In the unlikely event that someone's never heard of it, Abbott Laboratories (ABT -0.20%) is one of the world's largest and longest-operating healthcare companies, weighing in at a market cap of $237.6 billion. With its gargantuan portfolio of products ranging from diagnostic tests to medical nutrition, medical devices, and pharmaceuticals, it has plenty of avenues to pursue for future growth. 

But does the company have what it takes to grow by more than 320% over the next 12 years to reach a market cap of $1 trillion by 2035? In my view, it's a long shot, though I believe that such an expansion is possible, in theory. Let's do some quick calculations to see how.

A healthcare worker administers a coronavirus test swab to a patient at a clinic.

Image source: Getty Images.

Expect gains to continue accumulating

The biggest factor in Abbott's favor is its long history of plodding forward with its earnings despite varying economic and competitive environments. Global healthcare systems will need its products no matter what happens, and that isn't going to change anytime soon.

Abbott's trailing net income is $7.2 billion at the time of writing. Ten years ago, in 2011, its annual net income was $4.7 billion, meaning that its earnings grew by a compound annual growth rate (CAGR) of only 4.4% in each of the years between then and now. That's not too surprising, as massive healthcare companies tend to have a harder time growing over time than their smaller counterparts.

If we assume that the company will be able to sustain this slow growth rate through 2035, it'll end up with around $12.6 billion in net income. Right now, Abbott's trailing price-to-earnings (P/E) ratio stands at 33.34. Therefore, if we multiply the P/E multiple by the net income, we can calculate that Abbott Labs will have a market cap of $420.6 billion in 2035, which is nowhere close to our target of $1 trillion. 

This estimate assumes that the stock's valuation won't change, however. Depending on the macroeconomic environment and the company's planned growth initiatives, it's entirely possible that the market will value Abbott Labs differently than it does today.

At the end of 2018, its P/E multiple was as high as 160.73, and in late 2016 it was around 58 -- that is quite a large range. If Abbott's P/E rises to 80 and stays there while its growth rate remains the same, its market cap will be just over $1 trillion in 2035. Though management would likely need to announce plans to expand into a new revenue vertical or something similar to make such a large impact on the business' valuation, the fact that its multiple has regularly been much higher than it is right now means that the door to reaching $1 trillion is still very much open.
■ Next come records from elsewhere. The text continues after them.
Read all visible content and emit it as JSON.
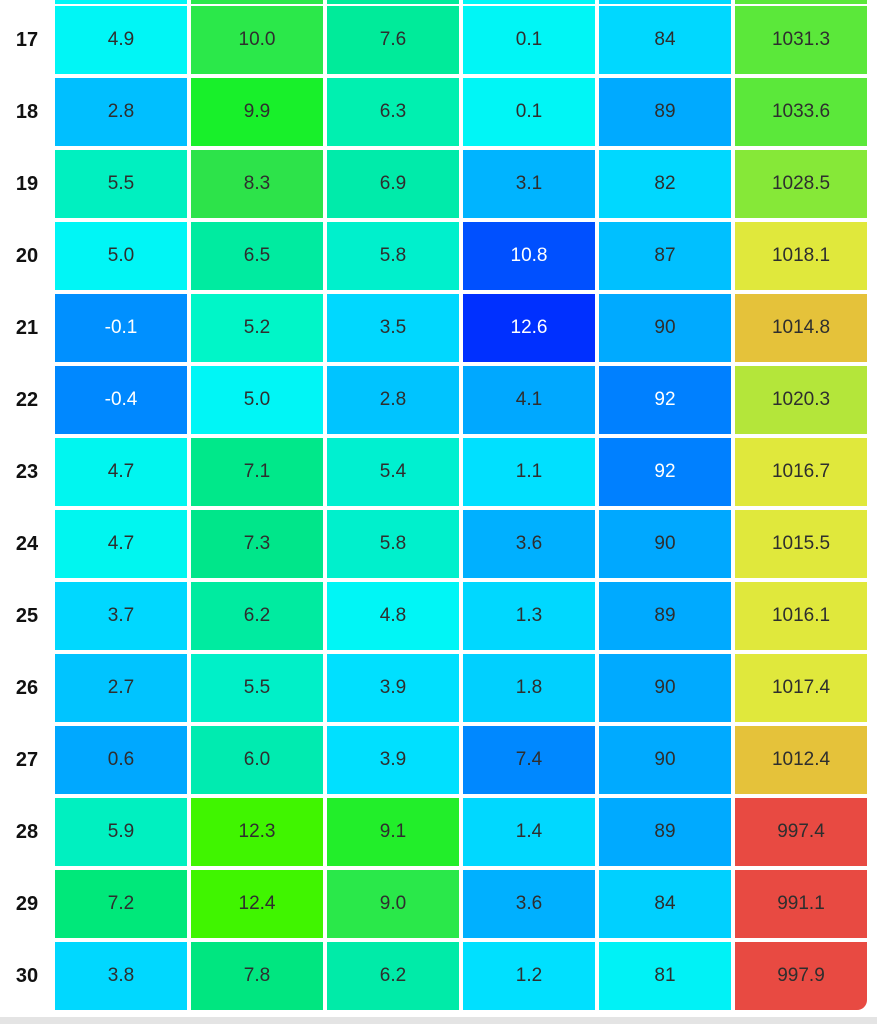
{
  "colors": {
    "c_cyan": "#00F6F6",
    "c_sky": "#00D8FF",
    "c_azure": "#00AAFF",
    "c_blue": "#007CFF",
    "c_deep": "#0030FF",
    "c_aqua": "#00F6C0",
    "c_mint": "#00EB9A",
    "c_green": "#00E65A",
    "c_lime": "#2BF00A",
    "c_lime2": "#40F500",
    "c_yg": "#5BE83A",
    "c_yg2": "#86E838",
    "c_yg3": "#B4E63A",
    "c_yellow": "#E0E83C",
    "c_amber": "#E5C23A",
    "c_red": "#E84A42"
  },
  "rows": [
    {
      "day": "17",
      "cells": [
        {
          "v": "4.9",
          "c": "#00F6F6"
        },
        {
          "v": "10.0",
          "c": "#2BE84A"
        },
        {
          "v": "7.6",
          "c": "#00EB9A"
        },
        {
          "v": "0.1",
          "c": "#00F6F6"
        },
        {
          "v": "84",
          "c": "#00D8FF"
        },
        {
          "v": "1031.3",
          "c": "#5BE83A"
        }
      ]
    },
    {
      "day": "18",
      "cells": [
        {
          "v": "2.8",
          "c": "#00BFFF"
        },
        {
          "v": "9.9",
          "c": "#18F02A"
        },
        {
          "v": "6.3",
          "c": "#00F0B0"
        },
        {
          "v": "0.1",
          "c": "#00F6F6"
        },
        {
          "v": "89",
          "c": "#00AAFF"
        },
        {
          "v": "1033.6",
          "c": "#5BE83A"
        }
      ]
    },
    {
      "day": "19",
      "cells": [
        {
          "v": "5.5",
          "c": "#00F0C0"
        },
        {
          "v": "8.3",
          "c": "#2DE34A"
        },
        {
          "v": "6.9",
          "c": "#00EBAA"
        },
        {
          "v": "3.1",
          "c": "#00B4FF"
        },
        {
          "v": "82",
          "c": "#00D8FF"
        },
        {
          "v": "1028.5",
          "c": "#86E838"
        }
      ]
    },
    {
      "day": "20",
      "cells": [
        {
          "v": "5.0",
          "c": "#00F6F6"
        },
        {
          "v": "6.5",
          "c": "#00EBA0"
        },
        {
          "v": "5.8",
          "c": "#00F0CC"
        },
        {
          "v": "10.8",
          "c": "#0050FF",
          "light": true
        },
        {
          "v": "87",
          "c": "#00C0FF"
        },
        {
          "v": "1018.1",
          "c": "#E0E83C"
        }
      ]
    },
    {
      "day": "21",
      "cells": [
        {
          "v": "-0.1",
          "c": "#0090FF",
          "light": true
        },
        {
          "v": "5.2",
          "c": "#00F6C8"
        },
        {
          "v": "3.5",
          "c": "#00D8FF"
        },
        {
          "v": "12.6",
          "c": "#0030FF",
          "light": true
        },
        {
          "v": "90",
          "c": "#00AAFF"
        },
        {
          "v": "1014.8",
          "c": "#E5C23A"
        }
      ]
    },
    {
      "day": "22",
      "cells": [
        {
          "v": "-0.4",
          "c": "#0088FF",
          "light": true
        },
        {
          "v": "5.0",
          "c": "#00F6F6"
        },
        {
          "v": "2.8",
          "c": "#00C4FF"
        },
        {
          "v": "4.1",
          "c": "#00A8FF"
        },
        {
          "v": "92",
          "c": "#0080FF",
          "light": true
        },
        {
          "v": "1020.3",
          "c": "#B4E63A"
        }
      ]
    },
    {
      "day": "23",
      "cells": [
        {
          "v": "4.7",
          "c": "#00F6F0"
        },
        {
          "v": "7.1",
          "c": "#00E88A"
        },
        {
          "v": "5.4",
          "c": "#00F0D0"
        },
        {
          "v": "1.1",
          "c": "#00E0FF"
        },
        {
          "v": "92",
          "c": "#0080FF",
          "light": true
        },
        {
          "v": "1016.7",
          "c": "#E0E83C"
        }
      ]
    },
    {
      "day": "24",
      "cells": [
        {
          "v": "4.7",
          "c": "#00F6F0"
        },
        {
          "v": "7.3",
          "c": "#00E68A"
        },
        {
          "v": "5.8",
          "c": "#00F0CC"
        },
        {
          "v": "3.6",
          "c": "#00B0FF"
        },
        {
          "v": "90",
          "c": "#00A8FF"
        },
        {
          "v": "1015.5",
          "c": "#E0E83C"
        }
      ]
    },
    {
      "day": "25",
      "cells": [
        {
          "v": "3.7",
          "c": "#00D8FF"
        },
        {
          "v": "6.2",
          "c": "#00EBA0"
        },
        {
          "v": "4.8",
          "c": "#00F6F6"
        },
        {
          "v": "1.3",
          "c": "#00D8FF"
        },
        {
          "v": "89",
          "c": "#00AAFF"
        },
        {
          "v": "1016.1",
          "c": "#E0E83C"
        }
      ]
    },
    {
      "day": "26",
      "cells": [
        {
          "v": "2.7",
          "c": "#00C4FF"
        },
        {
          "v": "5.5",
          "c": "#00F0C8"
        },
        {
          "v": "3.9",
          "c": "#00E0FF"
        },
        {
          "v": "1.8",
          "c": "#00D0FF"
        },
        {
          "v": "90",
          "c": "#00AAFF"
        },
        {
          "v": "1017.4",
          "c": "#E0E83C"
        }
      ]
    },
    {
      "day": "27",
      "cells": [
        {
          "v": "0.6",
          "c": "#00A8FF"
        },
        {
          "v": "6.0",
          "c": "#00EBB0"
        },
        {
          "v": "3.9",
          "c": "#00E0FF"
        },
        {
          "v": "7.4",
          "c": "#0088FF"
        },
        {
          "v": "90",
          "c": "#00AAFF"
        },
        {
          "v": "1012.4",
          "c": "#E5C23A"
        }
      ]
    },
    {
      "day": "28",
      "cells": [
        {
          "v": "5.9",
          "c": "#00F0C0"
        },
        {
          "v": "12.3",
          "c": "#40F500"
        },
        {
          "v": "9.1",
          "c": "#22EE2A"
        },
        {
          "v": "1.4",
          "c": "#00D8FF"
        },
        {
          "v": "89",
          "c": "#00AAFF"
        },
        {
          "v": "997.4",
          "c": "#E84A42"
        }
      ]
    },
    {
      "day": "29",
      "cells": [
        {
          "v": "7.2",
          "c": "#00E87A"
        },
        {
          "v": "12.4",
          "c": "#40F500"
        },
        {
          "v": "9.0",
          "c": "#2AE84A"
        },
        {
          "v": "3.6",
          "c": "#00B0FF"
        },
        {
          "v": "84",
          "c": "#00D0FF"
        },
        {
          "v": "991.1",
          "c": "#E84A42"
        }
      ]
    },
    {
      "day": "30",
      "cells": [
        {
          "v": "3.8",
          "c": "#00D8FF"
        },
        {
          "v": "7.8",
          "c": "#00E680"
        },
        {
          "v": "6.2",
          "c": "#00EBA8"
        },
        {
          "v": "1.2",
          "c": "#00E0FF"
        },
        {
          "v": "81",
          "c": "#00F2F6"
        },
        {
          "v": "997.9",
          "c": "#E84A42"
        }
      ]
    }
  ]
}
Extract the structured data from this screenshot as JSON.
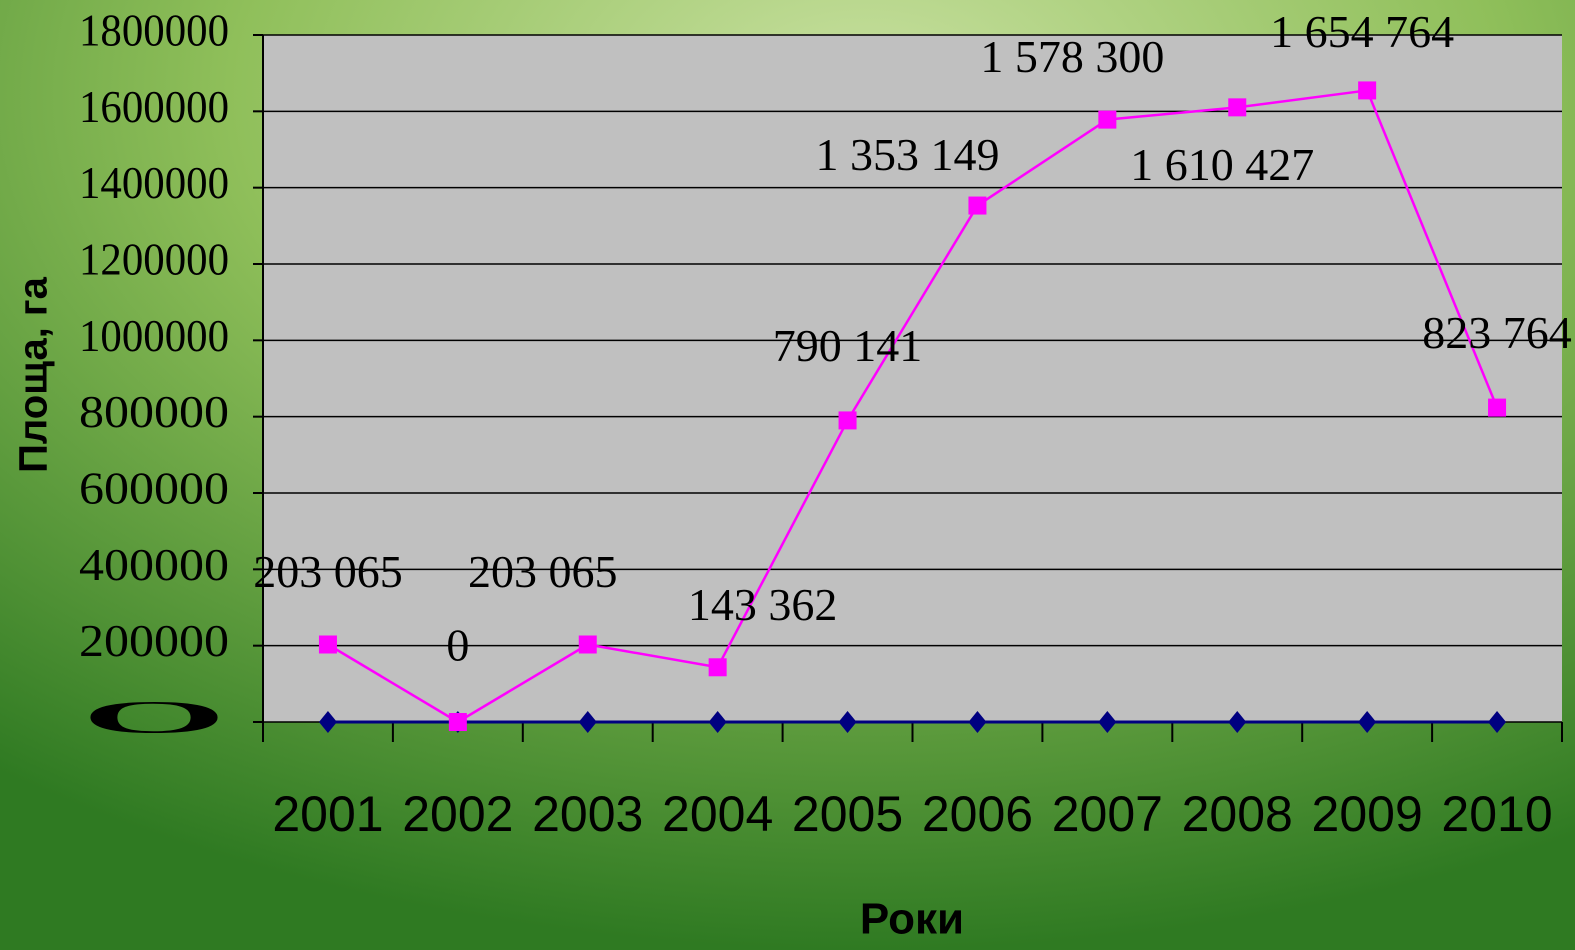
{
  "chart_data": {
    "type": "line",
    "x_label": "Роки",
    "y_label": "Площа, га",
    "categories": [
      "2001",
      "2002",
      "2003",
      "2004",
      "2005",
      "2006",
      "2007",
      "2008",
      "2009",
      "2010"
    ],
    "series": [
      {
        "color": "#ff00ff",
        "marker": "square",
        "values": [
          203065,
          0,
          203065,
          143362,
          790141,
          1353149,
          1578300,
          1610427,
          1654764,
          823764
        ],
        "value_labels": [
          "203 065",
          "0",
          "203 065",
          "143 362",
          "790 141",
          "1 353 149",
          "1 578 300",
          "1 610 427",
          "1 654 764",
          "823 764"
        ]
      },
      {
        "color": "#000080",
        "marker": "diamond",
        "values": [
          0,
          0,
          0,
          0,
          0,
          0,
          0,
          0,
          0,
          0
        ]
      }
    ],
    "ylim": [
      0,
      1800000
    ],
    "yticks": [
      0,
      200000,
      400000,
      600000,
      800000,
      1000000,
      1200000,
      1400000,
      1600000,
      1800000
    ],
    "grid": true
  }
}
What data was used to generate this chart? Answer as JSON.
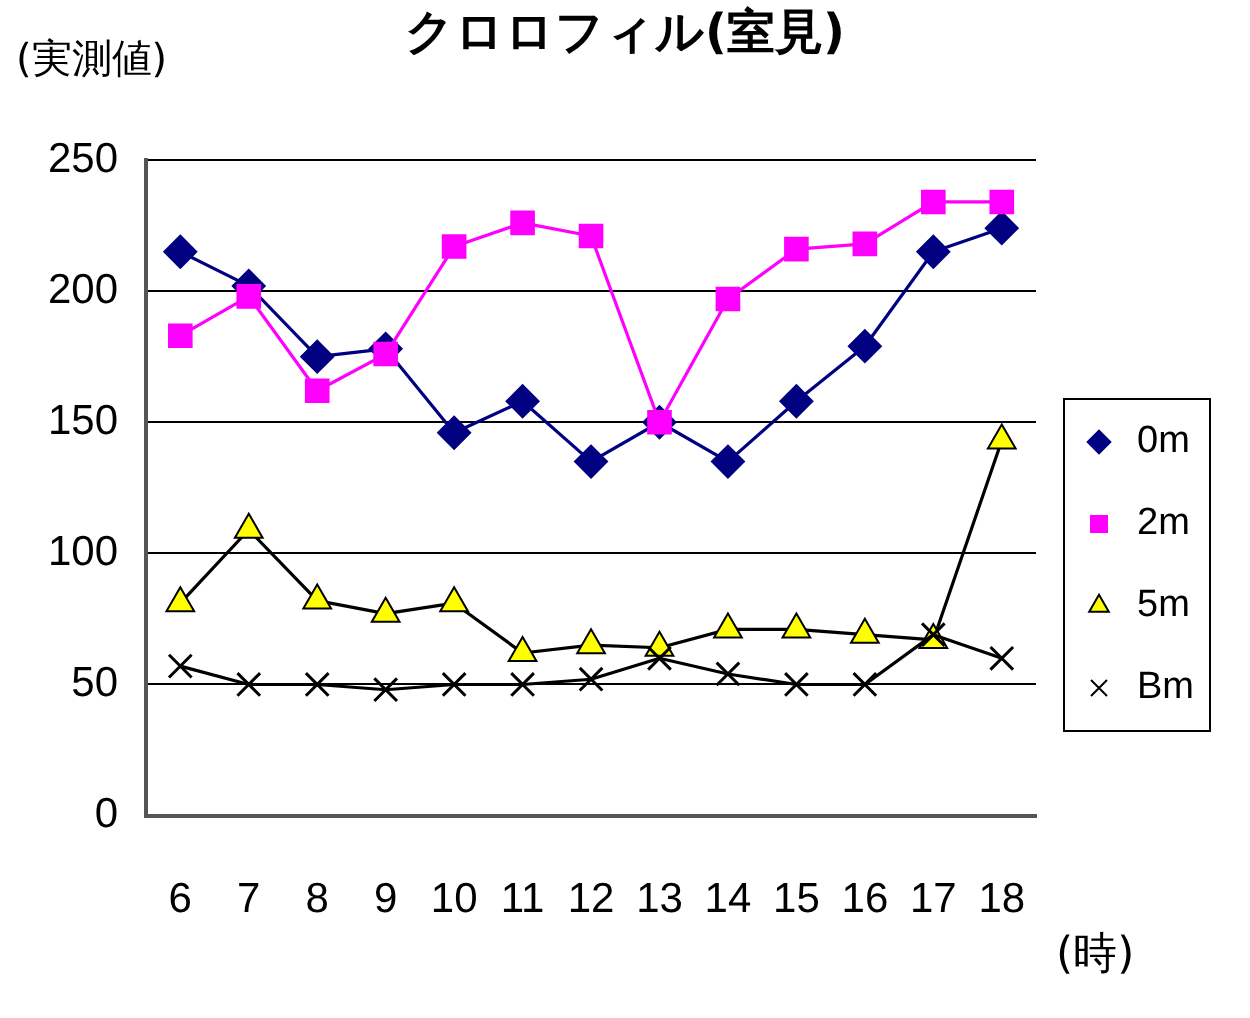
{
  "chart_data": {
    "type": "line",
    "title": "クロロフィル(室見)",
    "ylabel": "(実測値)",
    "xlabel": "(時)",
    "categories": [
      "6",
      "7",
      "8",
      "9",
      "10",
      "11",
      "12",
      "13",
      "14",
      "15",
      "16",
      "17",
      "18"
    ],
    "series": [
      {
        "name": "0m",
        "color": "#000080",
        "marker": "diamond",
        "values": [
          215,
          202,
          175,
          178,
          146,
          158,
          135,
          150,
          135,
          158,
          179,
          215,
          224
        ]
      },
      {
        "name": "2m",
        "color": "#ff00ff",
        "marker": "square",
        "values": [
          183,
          198,
          162,
          176,
          217,
          226,
          221,
          150,
          197,
          216,
          218,
          234,
          234
        ]
      },
      {
        "name": "5m",
        "color": "#000000",
        "colors": [
          "#ffff00",
          "#ffff00",
          "#ffff00",
          "#ffff00",
          "#ffff00",
          "#ffff00",
          "#ffff00",
          "#ffff00",
          "#ffff00",
          "#ffff00",
          "#ffff00",
          "#ffff00",
          "#ffff00"
        ],
        "marker": "triangle",
        "values": [
          81,
          109,
          82,
          77,
          81,
          62,
          65,
          64,
          71,
          71,
          69,
          67,
          143
        ]
      },
      {
        "name": "Bm",
        "color": "#000000",
        "marker": "cross",
        "values": [
          57,
          50,
          50,
          48,
          50,
          50,
          52,
          60,
          54,
          50,
          50,
          69,
          60
        ]
      }
    ],
    "ylim": [
      0,
      250
    ],
    "yticks": [
      0,
      50,
      100,
      150,
      200,
      250
    ],
    "grid": "y",
    "legend": "right"
  }
}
Coronavirus testing revenue won't be around forever

The trouble with banking on Abbott's valuation to rise through the next decade and beyond is that its latest and greatest driver of new earnings, rapid coronavirus diagnostic tests, won't be as relevant moving forward as it has been since 2020. 

In the third quarter of 2021, diagnostic test revenue grew by 48.2% on a reported basis, the vast majority of which was attributable to coronavirus tests. As the pandemic shifts toward endemicity and vaccine technology improves, demand for tests will likely fall off sharply. Aside from the prospect of actual shrinking earnings as that occurs, it'll mean that the company will have to push a significant number of new products to keep growing at the same steady rate as it has. 

So, receding test revenue could potentially offset new growth initiatives that could drive Abbott's valuation higher. In a nutshell, investors shouldn't be banking on the company's market cap to hit $1 trillion before 2035, even if the stock will almost certainly be worth a lot more than it is now.